Los estafadores están inscribiendo a estudiantes que no existen y luego dejando que la IA haga la tarea
Los colegios comunitarios estadounidenses están lidiando con un nuevo tipo de estafa: inscripciones falsas para cobrar ayuda financiera, con chatbots completando silenciosamente los cursos que mantienen el flujo de dinero.
Hay una estafa en los colegios comunitarios de EE. UU. que solo funciona porque la IA mejoró. Los estafadores inscriben a estudiantes que no existen, cobran la ayuda financiera adjunta a esas inscripciones y luego usan chatbots para completar el trabajo de curso suficiente para que la inscripción siga pareciendo legítima. El informe de The New Yorker explica cómo funciona y cuánto tiempo tardó alguien en darse cuenta.
El profesor David Song del East Los Angeles College dice que lo detectó hace unos años y que la indicación fue más demográfica que técnica. Estudiantes con nombres genéricos anglosajones comenzaron a aparecer en su curso de historia en una universidad cuyo alumnado es mayoritariamente latino y asiático. Cuando lo comprobó, sus afirmaciones de haber tomado cursos sobre temas asiático-americanos no se sostenían. El abuso se concentra en cursos en línea asincrónicos, de esos en los que nunca aparece nadie ante la cámara y un nombre en una lista es la única evidencia de que una persona existe.
El mismo informe capta un segundo problema, más común, que se suma al fraude. Song permite la IA en sus cursos, pero requiere que los estudiantes la etiqueten y sean honestos acerca de lo que usaron. Nadie respeta esas reglas, dice, “ni siquiera con el contenido que se genera descaradamente”. El profesor de historia David Roach estima que más de la mitad de sus estudiantes utilizan IA para sus trabajos. Su pregunta es interesante y la formula sin mucha amargura: “¿Siempre fue así que la mitad de nuestros estudiantes harían trampa si fuera bastante fácil?”

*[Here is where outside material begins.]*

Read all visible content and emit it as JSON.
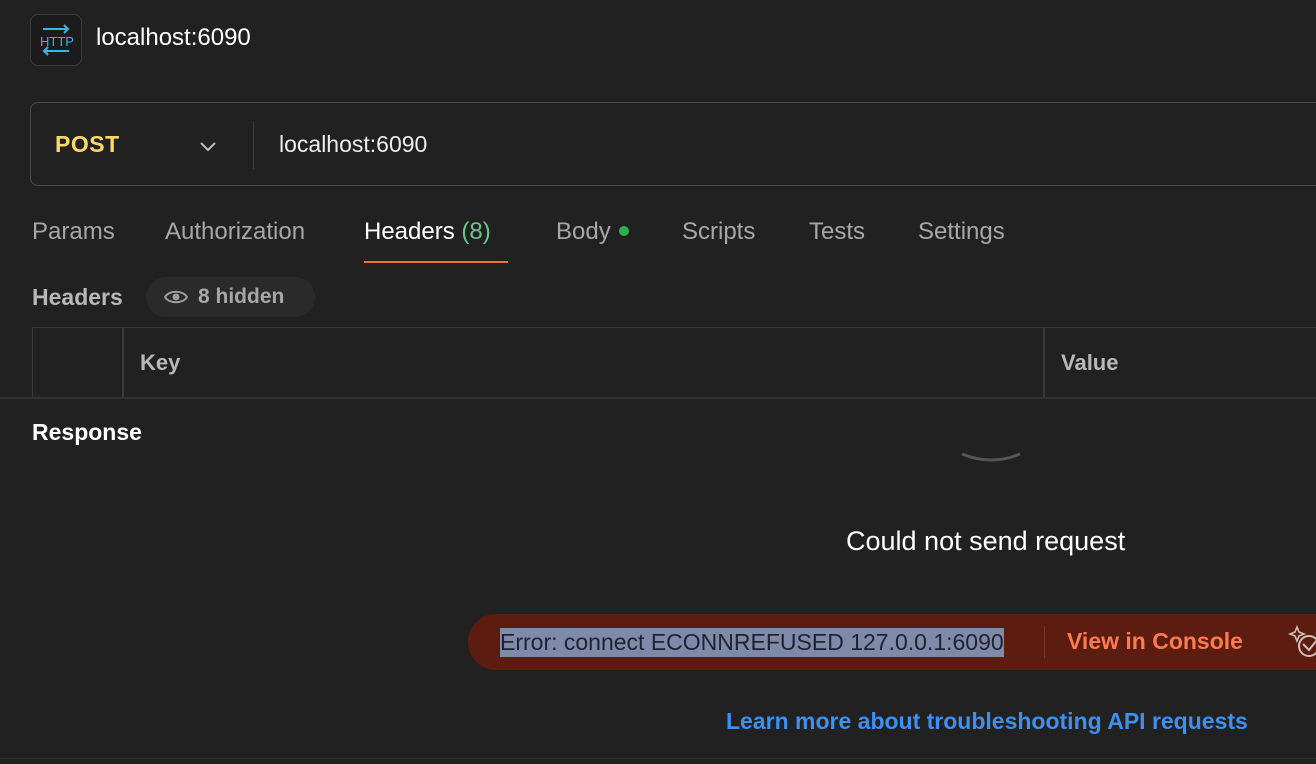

Vale la pena plantearse esa pregunta, porque señala lo que realmente cambió. El fraude en la inscripción y las trampas en los cursos existían antes de 2022. Lo que la IA eliminó fue el costo. Fingir un semestre de tareas solía requerir un esfuerzo real o pagarle a alguien, lo que hacía que la estafa fuera lo suficientemente pequeña como para ignorarla. Ahora el coste marginal de un ensayo plausible es cercano a cero, y cualquier sistema cuya integridad dependa discretamente del esfuerzo es caro tiene un problema. Las universidades no están siendo engañadas sino que se les está quitando una suposición antigua y tácita.
Qué significa esto para ti: Para la mayoría de los lectores, no cambia nada de forma directa. Sin embargo, este caso muestra con claridad un patrón importante: la IA no suele inventar delitos nuevos, sino que abarata los existentes hasta hacerlos viables a gran escala. Si trabajas en una escuela, una oficina de ayudas, un proceso de contratación o una pequeña asociación que comprueba identidades y revisa solicitudes, los controles que funcionaban porque fingir resultaba tedioso quizá ya no basten. La solución rara vez es un detector de IA mejor, pues suelen ser poco fiables e injustos con personas honestas. Normalmente hace falta algún momento de contacto humano real: una conversación, una tarea en directo o un rostro.